Since our rental was outside the tourist area, we got a better feel for what Cascais is like for people who live there. We shopped in the local grocery stores and ate in a couple of local restaurants.
We arrived at our rental at about 6:00, after almost 20 hours of travel across nine time zones. We were hungry, but we just wanted someplace nearby. We stumbled upon a small place called Café Perola. It had four tables inside and three outside. The menu was written on a chalkboard. The waitress spoke almost no English, but thanks to our extremely limited Portuguese and Google Translate, we made it work.
We both ordered Bobó de Camarão, which was a generous helping of shrimp cooked in a yellow coconut-curry sauce, served with rice and farofa (a Brazilian staple made from finely ground yucca root). It was sooo delicious! We thoroughly enjoyed our meal, and at 13.90€ each, it was very reasonably priced.
We’re not interested in touristy things. We prefer to visit an area’s art and history museums, parks, gardens, and other unique sights that provide a glimpse of the area’s character. Cascais offered several points of interest.

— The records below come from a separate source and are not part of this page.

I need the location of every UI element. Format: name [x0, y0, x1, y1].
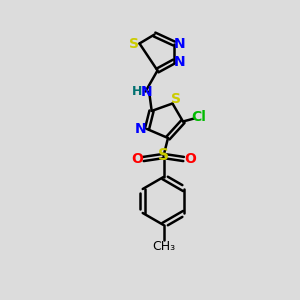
Text: S: S: [129, 37, 139, 50]
Text: N: N: [135, 122, 147, 136]
Text: S: S: [170, 92, 181, 106]
Text: O: O: [131, 152, 143, 166]
Text: N: N: [174, 55, 185, 68]
Text: N: N: [174, 37, 185, 50]
Text: O: O: [184, 152, 196, 166]
Text: CH₃: CH₃: [152, 240, 175, 253]
Text: H: H: [132, 85, 142, 98]
Text: S: S: [158, 148, 169, 164]
Text: Cl: Cl: [191, 110, 206, 124]
Text: N: N: [141, 85, 153, 98]
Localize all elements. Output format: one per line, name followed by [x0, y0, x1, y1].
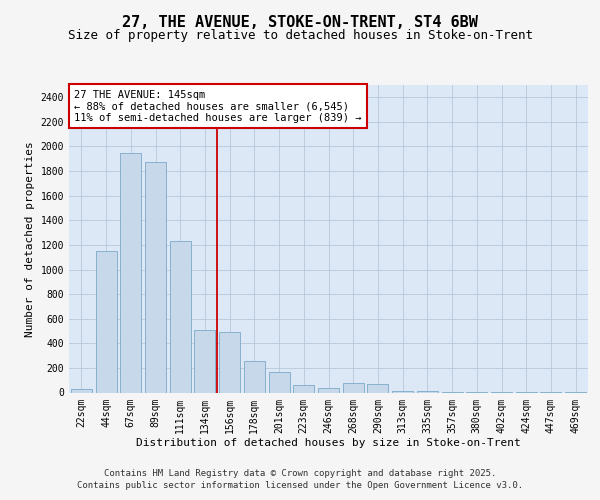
Bar [194, 330, 215, 392]
Bar [392, 390, 413, 392]
Bar [145, 162, 166, 392]
Bar [244, 360, 265, 392]
X-axis label: Distribution of detached houses by size in Stoke-on-Trent: Distribution of detached houses by size … [136, 438, 521, 448]
Bar [417, 391, 438, 392]
Bar [95, 251, 116, 392]
Text: Size of property relative to detached houses in Stoke-on-Trent: Size of property relative to detached ho… [67, 28, 533, 42]
Bar [219, 332, 240, 392]
Y-axis label: Number of detached properties: Number of detached properties [25, 141, 35, 336]
Bar [367, 384, 388, 392]
Bar [318, 388, 339, 392]
Bar [269, 372, 290, 392]
Bar [293, 384, 314, 392]
Text: 27 THE AVENUE: 145sqm
← 88% of detached houses are smaller (6,545)
11% of semi-d: 27 THE AVENUE: 145sqm ← 88% of detached … [74, 90, 362, 123]
Text: Contains public sector information licensed under the Open Government Licence v3: Contains public sector information licen… [77, 482, 523, 490]
Bar [71, 389, 92, 392]
Bar [343, 382, 364, 392]
Text: Contains HM Land Registry data © Crown copyright and database right 2025.: Contains HM Land Registry data © Crown c… [104, 470, 496, 478]
Text: 27, THE AVENUE, STOKE-ON-TRENT, ST4 6BW: 27, THE AVENUE, STOKE-ON-TRENT, ST4 6BW [122, 15, 478, 30]
Bar [170, 241, 191, 392]
Bar [120, 152, 141, 392]
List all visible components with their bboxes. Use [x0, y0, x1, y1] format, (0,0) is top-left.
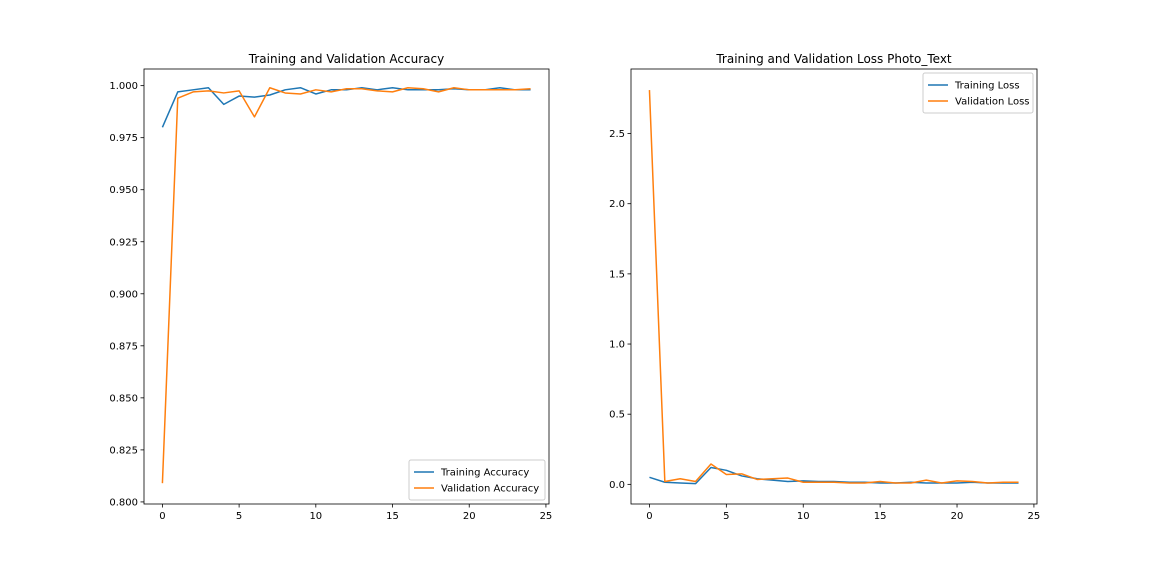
x-tick-label: 15: [874, 511, 887, 522]
x-tick-label: 0: [159, 511, 165, 522]
y-tick-label: 0.5: [609, 410, 625, 421]
x-tick-label: 10: [797, 511, 810, 522]
x-tick-label: 5: [236, 511, 242, 522]
legend: Training Loss Validation Loss: [922, 72, 1034, 114]
legend-label: Validation Accuracy: [441, 484, 539, 495]
y-tick-label: 0.975: [109, 133, 138, 144]
x-tick-label: 25: [540, 511, 553, 522]
legend-label: Training Loss: [954, 81, 1020, 92]
x-tick-label: 10: [309, 511, 322, 522]
loss-chart: Training and Validation Loss Photo_Text 0…: [609, 52, 1040, 522]
y-tick-label: 0.850: [109, 393, 138, 404]
x-tick-label: 0: [646, 511, 652, 522]
legend-box: [922, 72, 1034, 114]
x-tick-label: 20: [463, 511, 476, 522]
series-line-validation: [161, 86, 531, 484]
y-tick-label: 0.925: [109, 237, 138, 248]
series-line-validation: [648, 90, 1019, 484]
chart-title: Training and Validation Loss Photo_Text: [715, 52, 952, 66]
x-tick-label: 5: [723, 511, 729, 522]
y-tick-label: 0.950: [109, 185, 138, 196]
y-tick-label: 2.5: [609, 129, 625, 140]
y-tick-label: 0.900: [109, 289, 138, 300]
y-tick-label: 0.0: [609, 480, 625, 491]
y-tick-label: 2.0: [609, 199, 625, 210]
accuracy-chart: Training and Validation Accuracy 0 5 10 15 20…: [109, 52, 552, 522]
y-tick-label: 1.5: [609, 269, 625, 280]
x-tick-label: 20: [951, 511, 964, 522]
legend-box: [408, 459, 546, 501]
y-tick-label: 1.000: [109, 81, 138, 92]
x-tick-label: 15: [386, 511, 399, 522]
y-tick-label: 0.825: [109, 445, 138, 456]
legend: Training Accuracy Validation Accuracy: [408, 459, 546, 501]
axes-frame: [630, 68, 1038, 505]
y-tick-label: 0.800: [109, 497, 138, 508]
y-tick-label: 1.0: [609, 340, 625, 351]
axes-frame: [143, 68, 550, 505]
x-tick-label: 25: [1028, 511, 1041, 522]
chart-title: Training and Validation Accuracy: [248, 52, 444, 66]
y-tick-label: 0.875: [109, 341, 138, 352]
legend-label: Training Accuracy: [440, 468, 529, 479]
legend-label: Validation Loss: [955, 97, 1030, 108]
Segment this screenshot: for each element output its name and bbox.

The Casa das Histórias Paula Rego is often mentioned among the top things to see in Cascais. The building is certainly distinctive, but we didn’t care for Rego’s art at all. It was far too dark, disturbing, and dystopic for our tastes.
At the nearby Cascais Cultural Center, we enjoyed the extensive exhibition of black and white photography by American photographer Rodney Smith. We had never heard of him, but his photos have been featured in Time, the Wall Street Journal, and the New York Times, in addition to commercial work for BMW, Ralph Lauren, American Express, IBM, and Heinz.
The Museo Do Mar Rei D. Carlos (museum of the sea) and the Museu da Vila (the history of Cascais) were also worthwhile.


On our second day, we visited the Auchan hypermarket. It’s HUGE. And impressive. They offered huge selections of fresh produce, seafood, meat, wine, and more. Truly a grocery shopper’s paradise! There was a food court on the second floor, and our host, Luis, recommended the Portuguese buffet there, so we tried it. Excellent!
The next day, we walked 2.6 km (1.6 miles, each way) to Boca do Inferno, or Devil’s Mouth, where scenic oceanfront cliffs feature a natural archway and an open cave created by pounding waves. When the ocean is rough, the waves crashing into Devil’s Mouth can be quite spectacular. It was calm on the day we visited, but it was an impressive sight to see, nevertheless.
For dinner that night, we chose another nearby place that catered to the locals rather than the tourists. It was called 7Seas Bistro, although there was practically no seafood on the menu other than shrimp tacos, which Jeff ordered. It was a funky, eclectic place, half indoors and half outdoors, with a gravel floor in the dining area. The food and the sangria were delicious. We were pleased with our choice.
The restaurant was located on the grounds of a small city park called Parque Urbano do Outeiro da Vela. It faced a mountain bike course where young bikers would ride downhill and jump over muguls. It provided unique entertainment during our dinner.
Overall, we enjoyed our visit to Cascais. Will we return? Probably not. We’ve seen everything we wanted to see and experienced the vibe. It’s nice, but not compelling enough for a repeat visit.
Would we live there? No. It is a bit too hilly and compressed for our tastes, and it’s a tourist area. There’s not enough music and culture to satisfy our interests; we would have to travel into Lisbon for that.
There were some nice homes, as well as some more modest apartment complexes. Mixed in with these were some abandoned, dilapidated structures that looked like they were probably impressive properties back in their day. But today, they’re graffiti-covered eyesores.
Speaking of graffiti, it was everywhere. But that’s true of much of Portugal. That’s a real downer for us.